The Project on Predatory Student Lending, a legal advocacy group based at Harvard University, said cheated students are entitled to full relief.
“This partial denial scheme will force thousands of families to pay fraudulent debts that never should have existed in the first place. It shows that the Department of Education will stop at nothing to try to extract payments on invalid debts and deny students their rights under law,” said Eileen Connor, the group's legal director.
The Education Department says former Corinthian Colleges students that had their claims approved by the Obama administration will get full loan forgiveness. Other Corinthian students will be entitled to at least 10 percent forgiveness.
Amid a legal battle over the loan forgiveness policy, the department had previously stopped discharging loans, leading to a backlog of more than 200,000 claims.
A federal judge in 2018 ordered DeVos to stop using a different partial relief formula after ruling it violated the Privacy Act when exchanging information with the Social Security Administration. Department officials say the issue has been resolved,and the new formula will use “publicly available” data gathered by the Education Department, the Social Security Administration and the IRS.
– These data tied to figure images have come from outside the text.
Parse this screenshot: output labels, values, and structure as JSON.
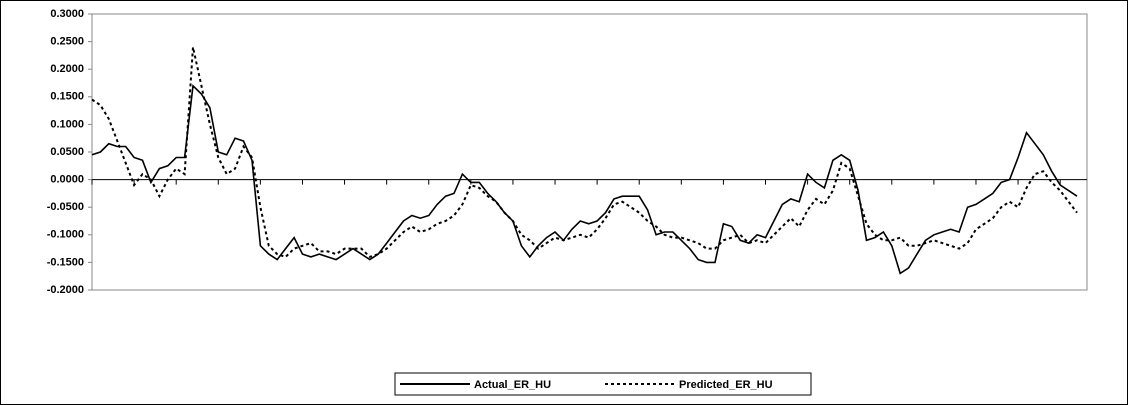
{
  "chart_data": {
    "type": "line",
    "series": [
      {
        "name": "Actual_ER_HU",
        "color": "#000000",
        "dash": "solid",
        "values": [
          0.045,
          0.05,
          0.065,
          0.06,
          0.06,
          0.04,
          0.035,
          -0.005,
          0.02,
          0.025,
          0.04,
          0.04,
          0.17,
          0.155,
          0.13,
          0.05,
          0.045,
          0.075,
          0.07,
          0.035,
          -0.12,
          -0.135,
          -0.145,
          -0.125,
          -0.105,
          -0.135,
          -0.14,
          -0.135,
          -0.14,
          -0.145,
          -0.135,
          -0.125,
          -0.135,
          -0.145,
          -0.135,
          -0.115,
          -0.095,
          -0.075,
          -0.065,
          -0.07,
          -0.065,
          -0.045,
          -0.03,
          -0.025,
          0.01,
          -0.005,
          -0.005,
          -0.025,
          -0.04,
          -0.06,
          -0.075,
          -0.12,
          -0.14,
          -0.12,
          -0.105,
          -0.095,
          -0.11,
          -0.09,
          -0.075,
          -0.08,
          -0.075,
          -0.06,
          -0.035,
          -0.03,
          -0.03,
          -0.03,
          -0.055,
          -0.1,
          -0.095,
          -0.095,
          -0.11,
          -0.125,
          -0.145,
          -0.15,
          -0.15,
          -0.08,
          -0.085,
          -0.11,
          -0.115,
          -0.1,
          -0.105,
          -0.075,
          -0.045,
          -0.035,
          -0.04,
          0.01,
          -0.005,
          -0.015,
          0.035,
          0.045,
          0.035,
          -0.02,
          -0.11,
          -0.105,
          -0.095,
          -0.12,
          -0.17,
          -0.16,
          -0.135,
          -0.11,
          -0.1,
          -0.095,
          -0.09,
          -0.095,
          -0.05,
          -0.045,
          -0.035,
          -0.025,
          -0.005,
          0.0,
          0.04,
          0.085,
          0.065,
          0.045,
          0.015,
          -0.01,
          -0.02,
          -0.03
        ]
      },
      {
        "name": "Predicted_ER_HU",
        "color": "#000000",
        "dash": "dotted",
        "values": [
          0.145,
          0.135,
          0.11,
          0.07,
          0.03,
          -0.01,
          0.01,
          0.0,
          -0.03,
          0.0,
          0.02,
          0.01,
          0.24,
          0.17,
          0.1,
          0.04,
          0.01,
          0.02,
          0.06,
          0.04,
          -0.05,
          -0.12,
          -0.135,
          -0.14,
          -0.125,
          -0.12,
          -0.115,
          -0.13,
          -0.13,
          -0.135,
          -0.125,
          -0.125,
          -0.125,
          -0.14,
          -0.135,
          -0.125,
          -0.11,
          -0.095,
          -0.085,
          -0.095,
          -0.09,
          -0.08,
          -0.075,
          -0.065,
          -0.045,
          -0.01,
          -0.015,
          -0.03,
          -0.04,
          -0.06,
          -0.075,
          -0.1,
          -0.11,
          -0.125,
          -0.115,
          -0.105,
          -0.11,
          -0.105,
          -0.1,
          -0.105,
          -0.09,
          -0.07,
          -0.045,
          -0.04,
          -0.05,
          -0.06,
          -0.075,
          -0.085,
          -0.1,
          -0.105,
          -0.105,
          -0.11,
          -0.115,
          -0.125,
          -0.125,
          -0.11,
          -0.105,
          -0.1,
          -0.115,
          -0.11,
          -0.115,
          -0.1,
          -0.085,
          -0.07,
          -0.085,
          -0.055,
          -0.035,
          -0.045,
          -0.02,
          0.03,
          0.02,
          -0.03,
          -0.08,
          -0.1,
          -0.11,
          -0.11,
          -0.105,
          -0.12,
          -0.12,
          -0.115,
          -0.11,
          -0.115,
          -0.12,
          -0.125,
          -0.115,
          -0.09,
          -0.08,
          -0.07,
          -0.05,
          -0.04,
          -0.05,
          -0.015,
          0.01,
          0.015,
          -0.005,
          -0.02,
          -0.04,
          -0.06
        ]
      }
    ],
    "ylim": [
      -0.2,
      0.3
    ],
    "yticks": [
      {
        "value": 0.3,
        "label": "0.3000"
      },
      {
        "value": 0.25,
        "label": "0.2500"
      },
      {
        "value": 0.2,
        "label": "0.2000"
      },
      {
        "value": 0.15,
        "label": "0.1500"
      },
      {
        "value": 0.1,
        "label": "0.1000"
      },
      {
        "value": 0.05,
        "label": "0.0500"
      },
      {
        "value": 0.0,
        "label": "0.0000"
      },
      {
        "value": -0.05,
        "label": "-0.0500"
      },
      {
        "value": -0.1,
        "label": "-0.1000"
      },
      {
        "value": -0.15,
        "label": "-0.1500"
      },
      {
        "value": -0.2,
        "label": "-0.2000"
      }
    ],
    "legend": "bottom"
  }
}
DeVos is announcing the change as she faces heavy criticism over her handling of the debt forgiveness program. A federal judge recently held her in contempt of court and fined her agency $100,000 after finding it collected payments from former Corinthian students in violation of a previous order.
At the same time, Democrats in Congress recently threatened to subpoena DeVos to explain her handling of the Borrower Defense program. Instead she agreed to face the House's education committee at a hearing scheduled for Thursday.